TITLE: ENVIRONMENT OF CARE COMMITTEE Date November 4, 2015
FOCUS DISCUSSION ACTION/FOLLOWUP/EVALUATION

ATTENDANCE:
Mark Vizenor, Ellen Ryan, Karen Renaud, Cindy Teichroew, Leann McMullen, Kim Carlson, Diane Bankers, Kris Bombard, Heather Sanftner, Brent Thompson
GOVERNING BOARD RESPONSE:
Documentation reflects the Governing Board indicates a concurrence to the action of the Safety Committee with no additions or information required for the meeting of August 18, 2015

MINUTES:
The Minutes of August 18, 2015 meeting were accepted as written.

GENERAL SAFETY:

Employee incidents for the 3rd quarter of 2015 were reviewed. There were 3 reported.

There were 7 inpatient falls reported for the third quarter, 2 inpatient, 2 ED and 3 Clinic with no serious injuries.

PERFORMANCE IMPROVEMENT PLAN:
NPSG Clinical Alarm Assessments have all been returned with the exception of Pine City Urgency Services and Ambulance. Ellen presented an evaluation of the Clinic Alarms Assessment. By January 1, 2016 policies and procedures will need to be established along with educating staff about the purpose and proper operation of the alarm systems of which they are responsible for. A subcommittee has been formed and will in meet in November to discuss next steps.

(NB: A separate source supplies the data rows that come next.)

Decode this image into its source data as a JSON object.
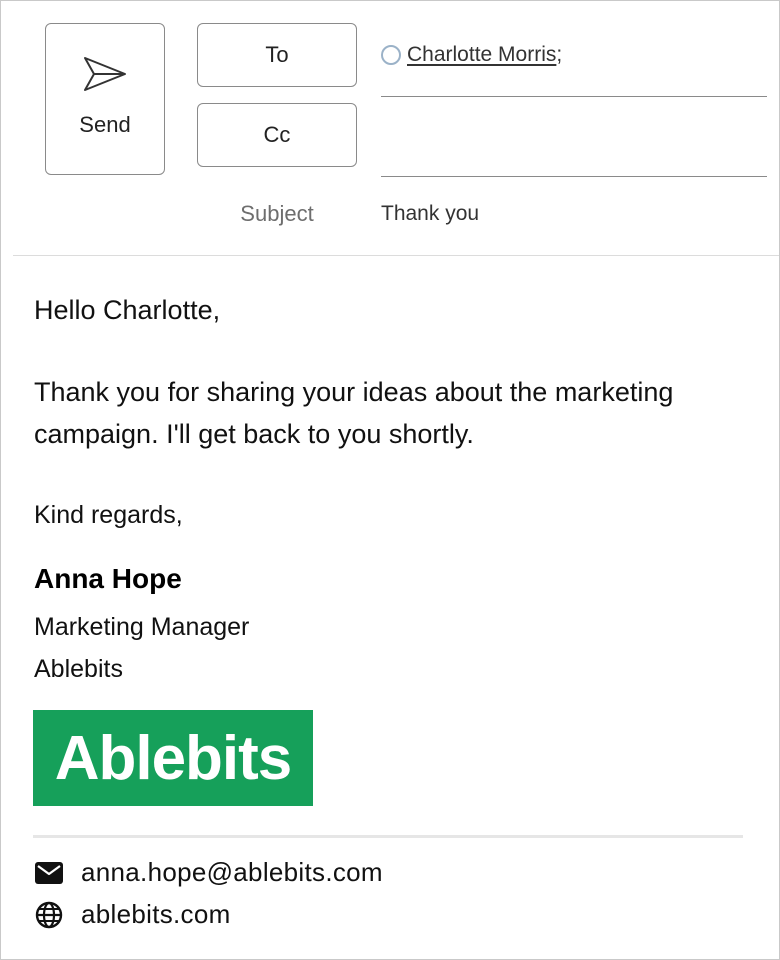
{
  "compose": {
    "send_label": "Send",
    "to_label": "To",
    "cc_label": "Cc",
    "subject_label": "Subject",
    "to_recipients": [
      {
        "name": "Charlotte Morris",
        "separator": ";"
      }
    ],
    "cc_value": "",
    "subject_value": "Thank you"
  },
  "message": {
    "greeting": "Hello Charlotte,",
    "body": "Thank you for sharing your ideas about the marketing campaign. I'll get back to you shortly.",
    "closing": "Kind regards,"
  },
  "signature": {
    "name": "Anna Hope",
    "title": "Marketing Manager",
    "company": "Ablebits",
    "logo_text": "Ablebits",
    "logo_color": "#16a05a",
    "email": "anna.hope@ablebits.com",
    "website": "ablebits.com",
    "email_icon": "envelope-icon",
    "website_icon": "globe-icon"
  }
}
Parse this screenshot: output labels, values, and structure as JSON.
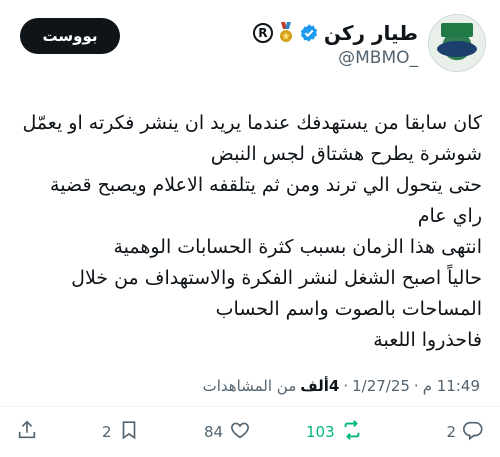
{
  "author": {
    "display_name": "طيار ركن",
    "handle": "@MBMO_",
    "registered_mark": "R",
    "badges": [
      "verified-icon",
      "medal-icon",
      "registered-icon"
    ]
  },
  "boost_button": {
    "label": "بووست"
  },
  "tweet": {
    "lines": [
      "كان سابقا من يستهدفك عندما يريد ان ينشر فكرته او يعمّل",
      "شوشرة يطرح هشتاق لجس النبض",
      "حتى يتحول الي ترند ومن ثم يتلقفه الاعلام ويصبح قضية",
      "راي عام",
      "انتهى هذا الزمان بسبب كثرة الحسابات الوهمية",
      "حالياً اصبح الشغل لنشر الفكرة والاستهداف من خلال",
      "المساحات بالصوت واسم الحساب",
      "فاحذروا اللعبة"
    ]
  },
  "meta": {
    "time": "11:49 م",
    "separator": "·",
    "date": "1/27/25",
    "views_count": "4ألف",
    "views_label": "من المشاهدات"
  },
  "actions": {
    "replies": "2",
    "retweets": "103",
    "likes": "84",
    "bookmarks": "2"
  },
  "colors": {
    "retweet_accent": "#00ba7c",
    "verified_blue": "#1d9bf0",
    "secondary_text": "#536471"
  }
}
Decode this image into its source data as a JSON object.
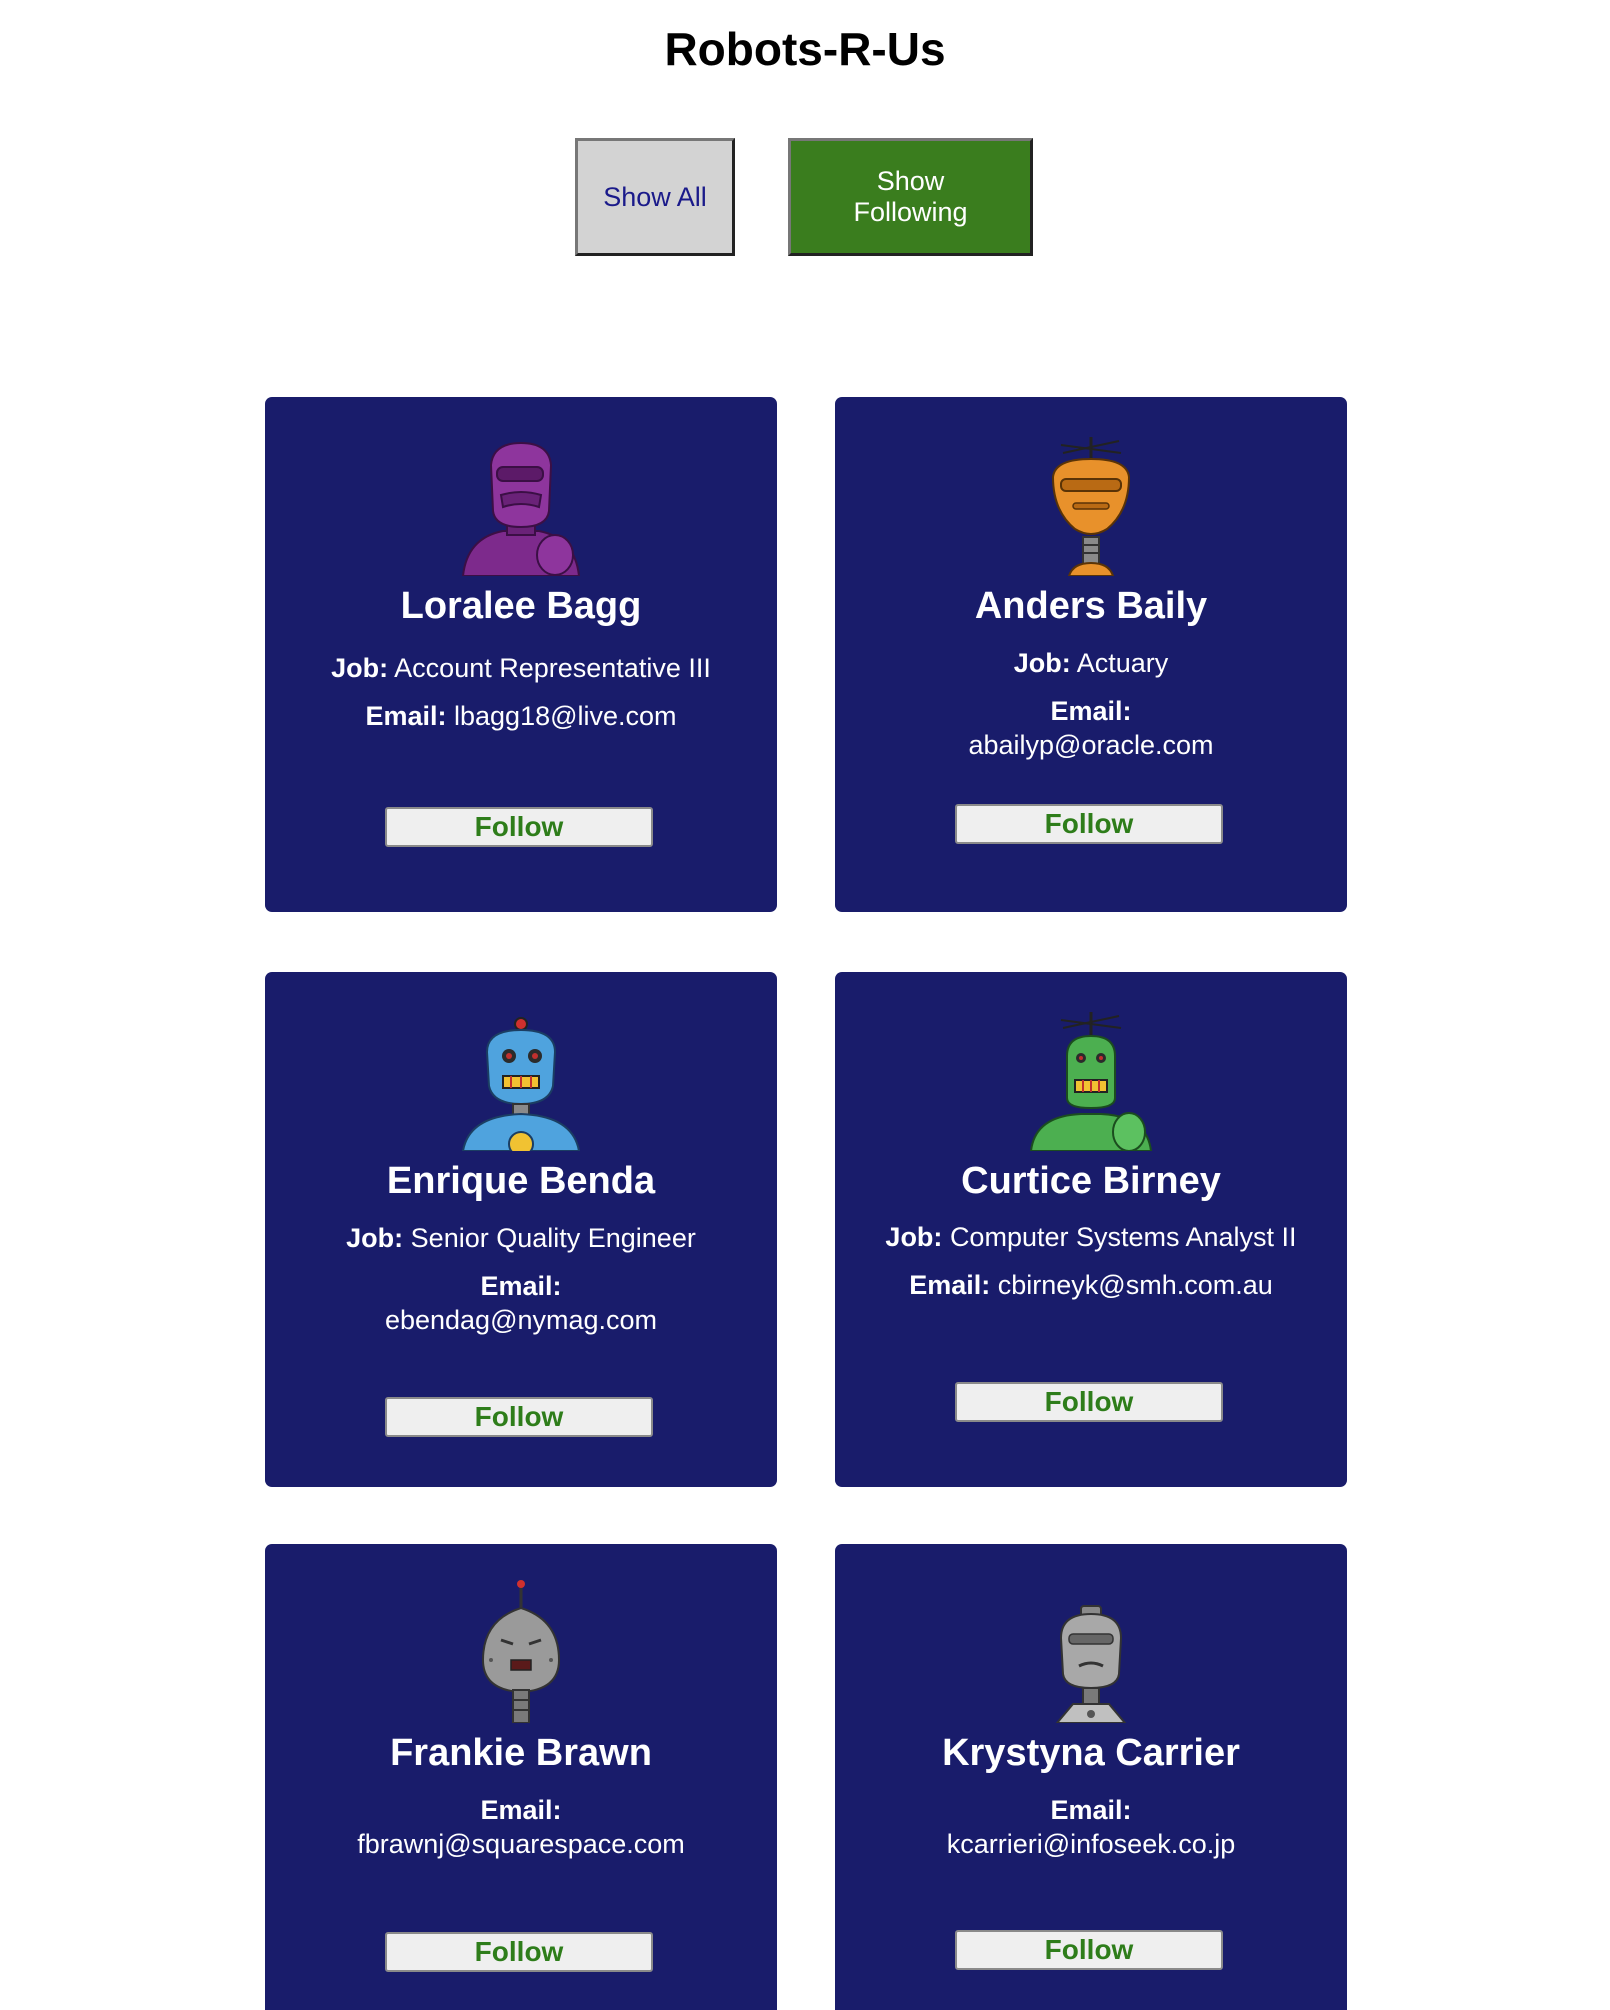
{
  "app": {
    "title": "Robots-R-Us"
  },
  "toolbar": {
    "show_all_label": "Show All",
    "show_following_label": "Show Following"
  },
  "colors": {
    "card_background": "#191c6b",
    "show_following_background": "#3a7d1e",
    "follow_text": "#2e7d1a"
  },
  "robots": [
    {
      "name": "Loralee Bagg",
      "job_label": "Job:",
      "job": "Account Representative III",
      "email_label": "Email:",
      "email": "lbagg18@live.com",
      "follow_label": "Follow",
      "avatar_icon": "purple-robot-icon"
    },
    {
      "name": "Anders Baily",
      "job_label": "Job:",
      "job": "Actuary",
      "email_label": "Email:",
      "email": "abailyp@oracle.com",
      "follow_label": "Follow",
      "avatar_icon": "orange-robot-icon"
    },
    {
      "name": "Enrique Benda",
      "job_label": "Job:",
      "job": "Senior Quality Engineer",
      "email_label": "Email:",
      "email": "ebendag@nymag.com",
      "follow_label": "Follow",
      "avatar_icon": "blue-robot-icon"
    },
    {
      "name": "Curtice Birney",
      "job_label": "Job:",
      "job": "Computer Systems Analyst II",
      "email_label": "Email:",
      "email": "cbirneyk@smh.com.au",
      "follow_label": "Follow",
      "avatar_icon": "green-robot-icon"
    },
    {
      "name": "Frankie Brawn",
      "email_label": "Email:",
      "email": "fbrawnj@squarespace.com",
      "follow_label": "Follow",
      "avatar_icon": "gray-robot-icon"
    },
    {
      "name": "Krystyna Carrier",
      "email_label": "Email:",
      "email": "kcarrieri@infoseek.co.jp",
      "follow_label": "Follow",
      "avatar_icon": "silver-robot-icon"
    }
  ]
}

INFECTION PREVENTION & CONTROL:
Flu shot vaccination of employees is at 83%. December 1st is the goal date to have everyone vaccinated. SWANK education will be required for those employees that completed the declination form for the flu vaccine.
There was two construction permits issued during the third quarter, one for Hospital Sleep study and 1 Hinckley Clinic X-ray.
Discussion on changing Sharp’s vendor – looking at various vendors and exploring a reusable option.
HAZARDOUS MATERIALS AND WASTE
Nothing to report at this time.

HAZARD SURVEILLANCE:

The semiannual hazardous safety inspection has been completed by TLC . Facility Operations is working a completing the deficiencies

SECURITY:

Workplace Violence committee is meeting regularly and working on incident response plans for each site. Hospitals must have preparedness and incident response plans in place by mid-January, 2016.

EMERGENCY PREPAREDNESS:

Discussion on the Emergency Sheltering Tabletop Exercise for Kanabec County – November 18th. Ellen reviewed what the general public along with healthcare facilities should consider if an emergency shelter event occurred.

Ellen reviewed the Health Alert Network Procedure. Discussion on distribution lists of Contacts.

There is a statewide emergency preparedness drill scheduled for March 29, 2016 that we will be participating in.

EDUCATION:
2015 OLE training updates are as follows for employees:
• Safety Storm Alpha 73%
• Safety Storm Gamma 69%
• Safety Storm Beta 63%
• Legal Compliance 78.4%
• HIPAA 73%
• Employee Handbook 80%

EQUIPMENT MANAGEMENT

TLC has reviewed the Preventative maintenance report (see attached)
 58 Pieces of equipment added
 10 pieces have been retired
 100% of Class I preventable maintenance completed
 98% of Class II has been completed
 0 patient incidents reported
 3 User errors
 2 Misuse errors

Recall notices have been uploaded to the Public recall folder and have been forwarded to the appropriate managers.

FIRE SAFETY:
All fire drills have been completed for 3rd quarter of 2015

UTILITY MANAGEMENT
Nothing to report at this time.

OTHER:
Lab is still waiting for COLA inspection.

Discussion on PAPR and PPE Inventory. Materials Management is putting together a spreadsheet of inventory. Some additional hoods and PAPR suits will be ordered.

NEXT MEETING:
Next regular scheduled meeting will be Wednesday, February 3rd at 9am in Small Conference Room.